Wednesday, May 12, 2010

It feels like forever.....

Since I had time to blog!

I don't think I've ever paid enough attention to how full and busy my life actually is!

Between kids and work and home and husband, I've got a nicely filled in schedule, not that I'm complaining, not one bit. I love having so much purpose and so many blessings filling up my life, but sometimes, well, often, I crave some "me" time. Such is the life of a mother eh?

So, right now the kids are both in bed, and Elvis is due home in about 20 minutes, maybe less. The house is freshly cleaned, dinner's in the oven, yummy desserts and appetizers are ready to go, and I have a few minutes of absolute silence to do whatever I want with. I choose blogging!

This blog is so valuable in helping me sort through my own head and making sense of what I find there, I think I'd be truly lost without an outlet for my thoughts and feelings.
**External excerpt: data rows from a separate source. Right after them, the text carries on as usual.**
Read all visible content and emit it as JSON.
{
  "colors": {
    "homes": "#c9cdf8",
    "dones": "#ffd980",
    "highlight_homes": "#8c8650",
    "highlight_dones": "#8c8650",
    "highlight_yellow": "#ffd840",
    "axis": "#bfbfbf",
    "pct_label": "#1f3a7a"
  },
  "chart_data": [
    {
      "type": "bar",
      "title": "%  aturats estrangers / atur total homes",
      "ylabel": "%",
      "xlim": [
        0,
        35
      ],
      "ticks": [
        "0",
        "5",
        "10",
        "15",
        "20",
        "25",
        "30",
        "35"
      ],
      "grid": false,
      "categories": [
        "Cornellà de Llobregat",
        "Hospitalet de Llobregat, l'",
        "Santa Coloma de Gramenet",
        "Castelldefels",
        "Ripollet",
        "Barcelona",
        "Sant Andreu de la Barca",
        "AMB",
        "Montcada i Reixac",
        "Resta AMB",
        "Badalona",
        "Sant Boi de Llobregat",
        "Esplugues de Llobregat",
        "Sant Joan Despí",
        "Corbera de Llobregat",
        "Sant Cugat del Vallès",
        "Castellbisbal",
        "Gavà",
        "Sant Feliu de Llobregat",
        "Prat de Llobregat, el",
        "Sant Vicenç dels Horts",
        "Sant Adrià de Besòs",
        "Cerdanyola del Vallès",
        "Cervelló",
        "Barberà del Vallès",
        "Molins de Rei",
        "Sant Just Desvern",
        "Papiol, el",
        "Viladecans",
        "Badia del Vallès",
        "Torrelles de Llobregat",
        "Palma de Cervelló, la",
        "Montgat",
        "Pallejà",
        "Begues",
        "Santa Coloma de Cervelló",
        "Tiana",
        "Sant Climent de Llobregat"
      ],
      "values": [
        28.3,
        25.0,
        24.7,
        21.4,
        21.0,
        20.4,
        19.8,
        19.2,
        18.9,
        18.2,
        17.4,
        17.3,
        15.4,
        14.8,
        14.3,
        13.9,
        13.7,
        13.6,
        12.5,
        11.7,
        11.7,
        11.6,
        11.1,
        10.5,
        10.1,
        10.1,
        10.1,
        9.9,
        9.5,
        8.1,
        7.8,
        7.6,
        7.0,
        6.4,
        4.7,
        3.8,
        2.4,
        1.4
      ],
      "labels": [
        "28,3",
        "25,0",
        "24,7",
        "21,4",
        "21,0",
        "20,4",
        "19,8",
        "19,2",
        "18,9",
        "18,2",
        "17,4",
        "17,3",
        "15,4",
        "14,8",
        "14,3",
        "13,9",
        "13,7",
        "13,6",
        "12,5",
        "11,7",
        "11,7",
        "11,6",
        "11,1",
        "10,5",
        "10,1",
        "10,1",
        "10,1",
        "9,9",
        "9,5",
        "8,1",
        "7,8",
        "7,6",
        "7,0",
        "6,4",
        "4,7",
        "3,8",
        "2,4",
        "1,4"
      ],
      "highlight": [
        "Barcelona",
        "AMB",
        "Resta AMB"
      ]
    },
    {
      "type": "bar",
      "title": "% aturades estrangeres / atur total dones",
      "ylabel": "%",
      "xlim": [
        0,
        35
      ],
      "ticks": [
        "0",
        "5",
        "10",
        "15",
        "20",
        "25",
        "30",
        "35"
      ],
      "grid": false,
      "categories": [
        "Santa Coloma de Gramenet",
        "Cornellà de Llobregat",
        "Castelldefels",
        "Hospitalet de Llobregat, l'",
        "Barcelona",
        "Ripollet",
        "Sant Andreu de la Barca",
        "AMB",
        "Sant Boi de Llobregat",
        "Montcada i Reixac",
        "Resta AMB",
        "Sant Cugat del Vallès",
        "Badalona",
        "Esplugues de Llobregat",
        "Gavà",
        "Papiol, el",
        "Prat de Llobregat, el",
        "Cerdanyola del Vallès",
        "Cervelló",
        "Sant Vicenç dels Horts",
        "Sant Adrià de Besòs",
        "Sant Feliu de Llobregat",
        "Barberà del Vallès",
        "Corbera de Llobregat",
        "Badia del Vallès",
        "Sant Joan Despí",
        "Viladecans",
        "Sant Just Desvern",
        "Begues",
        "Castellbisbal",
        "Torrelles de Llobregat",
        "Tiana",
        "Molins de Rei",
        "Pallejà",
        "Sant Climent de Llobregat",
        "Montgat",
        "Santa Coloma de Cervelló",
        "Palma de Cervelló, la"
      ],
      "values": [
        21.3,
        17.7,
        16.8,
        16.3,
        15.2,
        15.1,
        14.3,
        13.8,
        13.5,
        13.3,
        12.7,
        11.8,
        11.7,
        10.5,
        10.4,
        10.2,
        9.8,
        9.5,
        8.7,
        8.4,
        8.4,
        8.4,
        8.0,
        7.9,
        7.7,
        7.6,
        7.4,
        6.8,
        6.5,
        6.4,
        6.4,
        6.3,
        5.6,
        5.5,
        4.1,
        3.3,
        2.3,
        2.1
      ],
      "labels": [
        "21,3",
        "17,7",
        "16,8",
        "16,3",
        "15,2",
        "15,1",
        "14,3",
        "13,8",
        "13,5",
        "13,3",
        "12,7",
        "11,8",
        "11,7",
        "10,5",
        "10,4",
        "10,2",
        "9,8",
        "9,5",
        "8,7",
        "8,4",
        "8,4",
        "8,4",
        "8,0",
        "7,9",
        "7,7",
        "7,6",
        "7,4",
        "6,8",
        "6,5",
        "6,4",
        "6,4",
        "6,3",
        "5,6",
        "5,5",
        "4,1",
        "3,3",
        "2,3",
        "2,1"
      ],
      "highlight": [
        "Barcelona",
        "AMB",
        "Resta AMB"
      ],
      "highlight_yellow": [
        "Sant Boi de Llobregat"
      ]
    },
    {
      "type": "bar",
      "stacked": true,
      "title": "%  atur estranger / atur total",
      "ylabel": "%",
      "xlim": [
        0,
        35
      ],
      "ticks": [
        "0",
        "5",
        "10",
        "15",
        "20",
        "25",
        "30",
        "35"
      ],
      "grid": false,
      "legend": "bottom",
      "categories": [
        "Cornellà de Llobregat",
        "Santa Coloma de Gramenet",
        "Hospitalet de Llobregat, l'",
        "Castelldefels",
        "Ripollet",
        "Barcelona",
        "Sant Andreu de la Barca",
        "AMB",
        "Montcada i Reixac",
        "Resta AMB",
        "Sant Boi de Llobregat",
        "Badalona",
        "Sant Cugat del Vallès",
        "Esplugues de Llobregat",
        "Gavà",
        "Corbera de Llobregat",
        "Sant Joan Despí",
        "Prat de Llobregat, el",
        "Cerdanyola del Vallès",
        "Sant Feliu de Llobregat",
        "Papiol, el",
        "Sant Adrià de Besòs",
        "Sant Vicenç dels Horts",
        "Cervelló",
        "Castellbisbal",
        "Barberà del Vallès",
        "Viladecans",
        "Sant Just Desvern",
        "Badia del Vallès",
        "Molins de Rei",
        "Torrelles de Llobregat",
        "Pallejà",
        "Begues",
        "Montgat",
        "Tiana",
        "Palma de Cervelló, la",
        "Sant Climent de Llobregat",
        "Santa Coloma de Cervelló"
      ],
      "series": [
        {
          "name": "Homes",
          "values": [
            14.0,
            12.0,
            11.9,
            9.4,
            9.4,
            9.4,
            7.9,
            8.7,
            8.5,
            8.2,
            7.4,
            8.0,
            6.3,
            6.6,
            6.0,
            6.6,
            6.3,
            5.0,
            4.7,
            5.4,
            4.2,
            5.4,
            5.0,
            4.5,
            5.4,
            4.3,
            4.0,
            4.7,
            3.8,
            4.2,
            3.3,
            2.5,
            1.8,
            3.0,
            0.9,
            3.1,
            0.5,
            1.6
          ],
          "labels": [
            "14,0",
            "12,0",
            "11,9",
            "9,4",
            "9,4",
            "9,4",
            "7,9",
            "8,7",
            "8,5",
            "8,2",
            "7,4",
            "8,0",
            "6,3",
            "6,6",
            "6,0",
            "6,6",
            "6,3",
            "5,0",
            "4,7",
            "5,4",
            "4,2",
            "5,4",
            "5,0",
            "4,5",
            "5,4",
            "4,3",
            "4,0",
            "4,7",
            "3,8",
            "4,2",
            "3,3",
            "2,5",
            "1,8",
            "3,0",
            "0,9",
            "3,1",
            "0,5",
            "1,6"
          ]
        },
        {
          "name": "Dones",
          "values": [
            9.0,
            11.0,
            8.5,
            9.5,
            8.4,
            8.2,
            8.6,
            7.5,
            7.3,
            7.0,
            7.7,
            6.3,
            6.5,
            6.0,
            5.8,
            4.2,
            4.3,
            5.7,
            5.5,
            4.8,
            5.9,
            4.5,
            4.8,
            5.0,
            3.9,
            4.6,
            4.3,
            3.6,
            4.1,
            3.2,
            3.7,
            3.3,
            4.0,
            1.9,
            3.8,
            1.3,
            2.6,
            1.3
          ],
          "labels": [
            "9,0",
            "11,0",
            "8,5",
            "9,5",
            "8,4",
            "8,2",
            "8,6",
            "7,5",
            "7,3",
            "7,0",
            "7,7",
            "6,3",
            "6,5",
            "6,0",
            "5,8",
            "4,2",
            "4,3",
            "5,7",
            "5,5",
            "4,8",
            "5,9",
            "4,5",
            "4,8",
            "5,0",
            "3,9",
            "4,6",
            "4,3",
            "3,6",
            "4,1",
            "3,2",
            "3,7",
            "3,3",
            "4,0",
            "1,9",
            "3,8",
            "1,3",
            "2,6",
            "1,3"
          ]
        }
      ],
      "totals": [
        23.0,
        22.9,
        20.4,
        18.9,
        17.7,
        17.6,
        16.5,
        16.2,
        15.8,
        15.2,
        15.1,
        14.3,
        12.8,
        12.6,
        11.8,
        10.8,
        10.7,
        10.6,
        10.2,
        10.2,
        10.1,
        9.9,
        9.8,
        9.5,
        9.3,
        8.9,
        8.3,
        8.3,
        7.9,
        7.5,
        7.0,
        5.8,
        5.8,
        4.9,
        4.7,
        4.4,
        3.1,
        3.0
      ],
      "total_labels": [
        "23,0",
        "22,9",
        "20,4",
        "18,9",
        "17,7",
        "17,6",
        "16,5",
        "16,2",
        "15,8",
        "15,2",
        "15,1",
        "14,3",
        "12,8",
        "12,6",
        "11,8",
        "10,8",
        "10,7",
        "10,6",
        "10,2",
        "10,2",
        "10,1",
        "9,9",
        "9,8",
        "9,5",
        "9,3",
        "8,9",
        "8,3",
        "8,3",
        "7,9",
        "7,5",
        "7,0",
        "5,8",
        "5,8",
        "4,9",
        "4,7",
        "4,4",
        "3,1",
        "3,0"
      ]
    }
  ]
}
So, what am I feeling you ask? I'll tell you!

I'm feeling hopeful, overjoyed, in love, contented, excited and blessed!

Big change from just a little more then half a year ago!

I'm feeling in awe too.

In awe of how good God is to me.

How faithful He is.

How dependable He is.

And also, in awe of the power of prayer, and of trust, and of faith.

Through prayer and trust and faith and reliance on God, I've made it through indescribable lows in my life. It didn't change the lows, they happened just the same, but I made it through them, where without all those things, I'm not sure I could have.

On top of all the other warm and fuzzy emotions I'm feeling tonight, I'm feeling grateful!

But, back to hopeful for a moment, and you'll have to excuse me for being vague, but I have to for now. But I feel a sort of hope and excitement I haven't felt in a few years now. It's a nervous anticipation, it's joyful, it's dreamy and it consumes me, it's absolutely fantastic to feel this way again! I feel lit up and inspired and maybe even younger and more innocent, if that's possible, maybe I just feel reminiscent of young and innocent, it feels good just the same.

My time may be precious and limited, but my life is good, the rebuild is still going strong and God continues to amaze me with his support and love and the blessings he pours out on us each day.

I'll be back, as soon as time allows!

Katie

1 comments:

Blue-Eyed Mystery said...

I love your positive look on life. It's inspiring.